Altro grave fenomeno è quello dell’alcolismo, secondo solo alla follia carenziale, che colpisce sempre e soprattutto i ceti più emarginati ed “inutili”.

I grandi ospedali psichiatrici pubblici della periferia di Rio (quelli privati del centro possono tranquillamente competere con le migliori cliniche europee) sono ridotti così ad enormi depositi di malati cronici, “senza speranza”, ricoverati ad vitam, mantenuti da una assistenza pubblica indecorosa: scarseggiano i farmaci, l’unica iniziativa “terapeutica” perseguita è quella di tenere in qualche modo i pazienti in vita.

Questi “affidano la propria identità” ad una medaglietta di latta numerata, vestono un’unica divisa, originariamente forse bianca, e vagano per queste strutture fatiscenti che ricordano più le istituzioni penitenziarie che non sanitarie. Fare terapia in senso psichiatrico in tale contesto diventa davvero drammatico e lo stato di esasperazione e frustrazione del personale sanitario e medico è ai limiti.

IL CONFRONTO

Per un medico europeo è insolito incontrare nel corso della sua esperienza professionale deliri causati da mancanza di cibo; è comunque raro anche per un medico brasiliano incontrare malattie come l’anoressia, disturbo mentale quasi sconosciuto nello stato di Rio.

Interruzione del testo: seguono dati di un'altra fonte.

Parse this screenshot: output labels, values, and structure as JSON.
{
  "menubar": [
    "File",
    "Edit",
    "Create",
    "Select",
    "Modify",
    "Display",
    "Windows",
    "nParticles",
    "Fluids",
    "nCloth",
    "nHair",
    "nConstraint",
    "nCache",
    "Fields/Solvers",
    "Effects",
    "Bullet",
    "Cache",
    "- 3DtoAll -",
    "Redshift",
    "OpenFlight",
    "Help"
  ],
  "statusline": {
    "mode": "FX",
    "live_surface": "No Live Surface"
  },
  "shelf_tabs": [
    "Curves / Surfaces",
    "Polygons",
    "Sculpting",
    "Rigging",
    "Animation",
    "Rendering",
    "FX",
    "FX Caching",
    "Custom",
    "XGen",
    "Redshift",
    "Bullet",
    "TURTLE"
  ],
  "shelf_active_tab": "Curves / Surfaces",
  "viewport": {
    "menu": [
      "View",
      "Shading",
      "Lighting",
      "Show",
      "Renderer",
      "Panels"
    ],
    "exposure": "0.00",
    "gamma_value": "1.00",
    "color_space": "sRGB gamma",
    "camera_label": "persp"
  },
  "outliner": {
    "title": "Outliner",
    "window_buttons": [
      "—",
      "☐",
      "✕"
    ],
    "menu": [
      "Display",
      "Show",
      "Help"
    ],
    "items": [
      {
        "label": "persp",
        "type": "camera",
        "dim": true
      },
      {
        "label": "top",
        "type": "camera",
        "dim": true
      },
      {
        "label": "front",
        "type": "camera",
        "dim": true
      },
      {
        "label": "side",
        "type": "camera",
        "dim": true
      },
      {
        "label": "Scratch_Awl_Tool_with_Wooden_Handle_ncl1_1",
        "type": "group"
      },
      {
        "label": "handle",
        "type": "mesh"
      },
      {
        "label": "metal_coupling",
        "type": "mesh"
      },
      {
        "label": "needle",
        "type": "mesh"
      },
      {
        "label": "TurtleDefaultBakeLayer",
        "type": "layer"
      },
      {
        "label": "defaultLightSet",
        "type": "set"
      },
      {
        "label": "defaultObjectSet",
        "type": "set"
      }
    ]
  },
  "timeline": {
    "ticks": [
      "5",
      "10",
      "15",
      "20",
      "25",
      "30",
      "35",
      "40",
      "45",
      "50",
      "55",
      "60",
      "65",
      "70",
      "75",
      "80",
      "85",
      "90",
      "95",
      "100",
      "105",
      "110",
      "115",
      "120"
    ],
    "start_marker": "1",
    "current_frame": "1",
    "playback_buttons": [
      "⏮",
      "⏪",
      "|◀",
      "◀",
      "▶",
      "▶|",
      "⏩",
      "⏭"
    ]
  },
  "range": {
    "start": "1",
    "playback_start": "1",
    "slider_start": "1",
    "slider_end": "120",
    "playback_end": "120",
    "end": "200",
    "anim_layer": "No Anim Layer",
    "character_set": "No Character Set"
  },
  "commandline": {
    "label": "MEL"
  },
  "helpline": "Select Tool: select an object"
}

L’anoressia (ovvero il rifiuto sistematico del cibo), è la malattia psichiatrica che colpisce il più alto numero di giovani donne italiana.

A questo punto sorge spontanea una constatazione: scegliere di rifiutare il cibo fino a rischiare la morte è solo una “libertà” (se esiste una vera libertà nella sofferenza mentale) concessa al malato di una società del benessere che può manipolare l’assunzione o meno del cibo al fine di esercitare un ricatto-punizione nei confronti di sé stesso o delle relazioni significative tenute con il mondo esterno.

Il delirio da fame brasiliano e il lasciarsi morire da fame europeo sono i punti estremi di un paradosso psicosociale che lascia un certo sconcerto e segna i limiti massimi delle possibili distanze tra questi due mondi che si misurano dalla possibilità o meno di poter accedere alla soddisfazione di un bisogno primario elementare qual’è appunto l’assunzione del cibo.